Mail Tribune Story from August 19, 2009
By By Mary Salisbury
A sign placed in the soil reads: "Plant kindness. Harvest love."
Kit Nilles' quiet inspiration proved one of the creative forces behind the community garden on the corner of North Fifth and Ivy streets in Medford. Kit is the garden manager and a member of St. Mark's Episcopal Church Outreach Program. She and her husband, Jerry, helped build this corner.
Five small children run into the garden clutching watering cans, the red, green and blue colors flashing in the sun. The children water the tomatoes they helped plant and play in the dirt before splashing their hands in buckets of water. Kit watches with a wide smile. The youngsters attend the Family Nurturing Center next door, and the center partners with St. Mark's in the Community Garden Project.

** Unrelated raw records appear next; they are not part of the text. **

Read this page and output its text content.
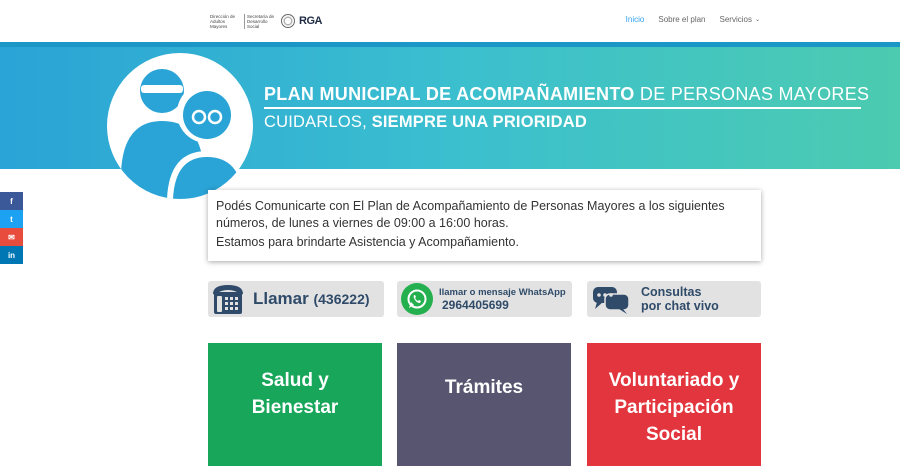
Dirección de Adultos Mayores
Secretaría de Desarrollo Social	RGA	Inicio Sobre el plan Servicios ⌄
PLAN MUNICIPAL DE ACOMPAÑAMIENTO DE PERSONAS MAYORES
CUIDARLOS, SIEMPRE UNA PRIORIDAD
f
t
✉
in

Podés Comunicarte con El Plan de Acompañamiento de Personas Mayores a los siguientes números, de lunes a viernes de 09:00 a 16:00 horas.

Estamos para brindarte Asistencia y Acompañamiento.

Llamar (436222)	llamar o mensaje WhatsApp
2964405699
Consultas
por chat vivo
Salud y Bienestar
Trámites	Voluntariado y Participación Social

"The idea came up in a whole bunch of places all at once," Kit explains. The land, vacant and full of weeds, was "just sitting here waiting for a plan," she adds. St. Mark's and the Family Nurturing Center combined forces. The church owns the lot; the center pays for insurance. The Maslow Project tends a corner on the north end of the garden, full of corn, squash and beans. DASIL — Disability Advocacy for Social and Independent Living — cares for a bed. The Medford Youth Cooperative, part of The Job Council, joins local high school students growing vegetables for ACCESS Inc., the county's emergency food bank.
The Job Council's Rogue Valley YouthBuild program dispatched a crew of young men and women to construct the garden shed. A bin is brimming with compost donated by Rogue Disposal & Recycling. The top soil was a gift from Twin Creeks of Central Point.
On May 20, participants celebrated opening day, and keys to the shed were given to all gardeners who had signed up and paid the nominal fee to cultivate their own beds. Each plot is now bursting with zucchini, tomato, basil, squash, lettuce, flowers and more.
Neighbors who have purchased their own patches come out and visit while they water. One man brings his folding chair. Laughter spills out of a house next door. This is all part of what Kit had hoped would happen.
On the first Sunday of every month from 1 to 3 p.m., Kit organizes a work party. Gardeners pull weeds along the wooden fence constructed with help from the Rogue Valley After Five Rotary Club. Kit's husband, Jerry, cut each board.
Kit dreams up plans for next year. She envisions a Willow Tunnel leading to a Fairy Garden and an arbor erected next to the shed to provide shade. A future planting of an ABC garden along the north fence line would feature flowers beginning with the letters of the alphabet.
When the children have finished their gardening, they return to the Family Nurturing Center. Their bright-red wheelbarrow and child-sized gardening tools are back in the storage shed. A group of vegetable starts sits beneath a sign that reads: "Free plants for our gardeners."
This community garden is an organic one. Each participant has signed a contract agreeing to care for a designated bed, pull weeds and attend monthly gatherings. At these events everyone works on a project together.
At noon, a young mother holding a baby on her hip wanders in. Her face fills with wonder. She surveys the beds of flowers and vegetables. "I used to live right across the street," she tells Kit, who acknowledges the compliment evident in her visitor's voice.
A wind chime suspended from a white pole-bean support stirs, its bright fuchsia and purple reflecting light. Kit expresses gratitude for a recent generous donation from The Carpenter Foundation and the work of St. Mark's Outreach. "This would have been a good project if its only purpose had been to grow vegetables. But it is so much more. A community has grown up around a beautiful spot."